As the Rangers search for someone to replace Alain Vigneault, Garden executive chairman James Dolan recently said they are looking for a coach who can “develop players and develop a team.” Although general manager Jeff Gorton remains steadfast in the confidentiality of his search, he reiterated in Toronto on Saturday when the draft lottery landed the Rangers the No. 9-overall pick, previous head-coaching experience — and likely success — is a prerequisite for any candidate.

So there is Montgomery, who left Dubuque after two championships in three years to take over at Denver, where he has made two Frozen Fours and won both the national championship and national coach of the year award in 2016. The 48-year-old has shot up the coaching ranks in a very short period of time, and Micheletti saw it coming when he first interviewed him in Dubuque.

“The thing that stuck out was he was a great teacher — he kept stressing that during interviews. And he also wanted to win,” said Micheletti, whose team (and Montgomery) also benefited from having four future NHLers on the roster, including Johnny Gaudreau and Zemgus Girgensons. “Certain people, when you start listening, you truly believe what they’re saying. He was immediately like that.”

Montgomery was born in Montreal and was a terrific player, a center who captained Maine to the national championship in 1993 and left school after four years as the all-time leading scorer.
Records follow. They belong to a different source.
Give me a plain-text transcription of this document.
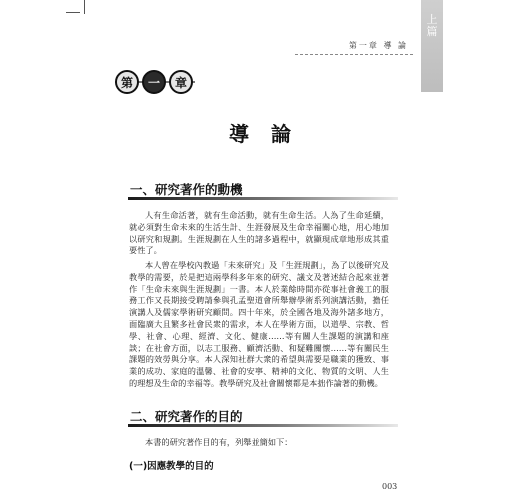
上篇
第一章 導 論
第	一	章
導論
一、研究著作的動機

人有生命活著，就有生命活動，就有生命生活。人為了生命延續，就必須對生命未來的生活生計、生涯發展及生命幸福關心地，用心地加以研究和規劃。生涯規劃在人生的諸多過程中，就顯現成章地形成其重要性了。

本人曾在學校內教過「未來研究」及「生涯規劃」，為了以後研究及教學的需要，於是把這兩學科多年來的研究、議文及著述結合起來並著作「生命未來與生涯規劃」一書。本人於業餘時間亦從事社會義工的服務工作又長期接受聘請參與孔孟聖道會所舉辦學術系列演講活動，擔任演講人及儒家學術研究顧問。四十年來，於全國各地及海外諸多地方，面臨廣大且繁多社會民衆的需求，本人在學術方面，以道學、宗教、哲學、社會、心理、經濟、文化、健康……等有關人生課題的演講和座談；在社會方面，以志工服務、顧濟活動、和疑難關懷……等有關民生課題的效勞與分享。本人深知社群大衆的希望與需要是職業的獲致、事業的成功、家庭的溫馨、社會的安寧、精神的文化、物質的文明、人生的理想及生命的幸福等。教學研究及社會關懷都是本拙作論著的動機。

二、研究著作的目的

本書的研究著作目的有，列舉並簡如下：

(一)因應教學的目的
003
Undrafted, he signed with the Blues, eventually bouncing around with the Sharks, Canadiens, Flyers and Stars for a total of 122 NHL games.

He retired in 2003, and soon started looking for coaching jobs. Shawn Walsh, his former mentor and coaching legend at Maine, was good friends with Jeff Jackson, a former Islanders assistant under Steve Stirling who had taken over as the head coach at Notre Dame in 2005. Jackson remembered summering in Traverse City, Mich., with Walsh — who died in 2001 — when the two would have fun answering hypothetical questions. One was what former player would be the best coach.

“That’s when he mentioned Jim Montgomery,” Jackson said. “First guy out of his mouth.”

Jackson had already hired his full-time assistants that first year, but Montgomery was willing to come on as a volunteer. They quickly turned around the Fighting Irish, and Montgomery left the next season to be a full-time assistant at RPI, where he spent four years honing his craft.

“My time doing this, as you get older, one thing you’re proud of is developing young coaches,” Jackson said. “He had the ‘it’ factor.”

Both Jackson and Micheletti agree Montgomery can handle the pressures of being behind the bench on Broadway, but now it’s on the Rangers to see if they think the same.

“I knew it was inevitable that [Montgomery] was going to end up in the NHL, just because he’s that talented,” Jackson said. “That’d be a tough move for him to leave Denver, but he’s at an age where these opportunities only come along so often.”